There is a core of folks who assert that infosec problems cannot be solved by technical means, and that geeks won't be able to put things right; instead we have to go begging for help to laywers, politicians, spooks, and law enforcement. Just today, the incoming Cybersecurity Czar boasted about not having technical chops. Plenty of jobs in DC don;t require technical expertise, but I do not see how Cybersecurity Czar is one of them. Does the Treasury Secretary brag about not knowing how banks work? I get that execs (Czar counts as an exec right?) cannot spend all their time down in the weeds, but even if you are are at a high level you have to tell a weed from a flower or a vegetable.
I am not naive enough to think that tech can solve all security problems, but it raises my hackles when people casually say that "we'll never solve security problems with technical means." For sure, we have not solved much yet, but why can't we do better? For the people like to assert that we cannot solve these issues technically, have a look at car theft:
- "Auto theft isn’t much of a problem anymore in New York City. In 1990, the city had 147,000 reported auto thefts, one for every 50 residents; last year, there were just 7,400, or one per 1,100. That’s a 96 percent drop in the rate of car theft.
- So, why did this happen?
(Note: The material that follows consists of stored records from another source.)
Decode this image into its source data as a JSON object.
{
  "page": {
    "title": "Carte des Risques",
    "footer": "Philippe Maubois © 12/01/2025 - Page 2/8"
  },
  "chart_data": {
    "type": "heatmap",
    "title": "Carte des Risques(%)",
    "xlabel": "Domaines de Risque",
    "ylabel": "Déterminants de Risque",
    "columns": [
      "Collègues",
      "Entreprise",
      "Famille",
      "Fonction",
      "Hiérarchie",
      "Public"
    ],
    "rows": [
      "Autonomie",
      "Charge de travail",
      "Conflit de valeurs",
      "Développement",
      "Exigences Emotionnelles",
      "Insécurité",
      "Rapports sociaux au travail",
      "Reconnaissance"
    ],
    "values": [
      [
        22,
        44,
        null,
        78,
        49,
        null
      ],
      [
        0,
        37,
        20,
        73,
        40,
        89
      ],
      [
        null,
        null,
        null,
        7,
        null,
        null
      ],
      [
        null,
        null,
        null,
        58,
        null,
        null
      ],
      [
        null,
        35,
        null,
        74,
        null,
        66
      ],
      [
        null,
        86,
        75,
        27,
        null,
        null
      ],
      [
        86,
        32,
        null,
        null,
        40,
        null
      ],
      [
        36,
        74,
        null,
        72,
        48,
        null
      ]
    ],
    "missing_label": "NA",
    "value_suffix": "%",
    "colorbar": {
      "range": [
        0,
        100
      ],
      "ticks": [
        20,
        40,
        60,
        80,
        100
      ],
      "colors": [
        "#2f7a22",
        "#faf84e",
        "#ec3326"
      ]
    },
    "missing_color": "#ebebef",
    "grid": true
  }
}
All crime has fallen, nationally and especially in New York. But there has also been a big shift in the economics of auto theft: Stealing cars is harder than it used to be, less lucrative and more likely to land you in jail. As such, people have found other things to do.
- The most important factor is a technological advance: engine immobilizer systems, adopted by manufacturers in the late 1990s and early 2000s. These make it essentially impossible to start a car without the ignition key, which contains a microchip uniquely programmed by the dealer to match the car.
- Criminals generally have not been able to circumvent the technology or make counterfeit keys. “It’s very difficult; not just your average perpetrator on the street is going to be able to steal those cars,” said Capt. Don Boller, who leads the New York Police Department’s auto crime division. Instead, criminals have stuck to stealing older cars.
Pretty amazing stats. Its not the identical issue that we face in infosec, but I will point out that many of the reasons that people cite why infosec technology will "never" be able make a difference are shared by the automotive industry. Users place higher value on utility than security, intelligent adversary, sitting duck attack surface, operate in hostile/unmanaged environments, complexity, have to work with "developers" meet ship dates and cost control issues. Its not so different from our world, and that's serious progress.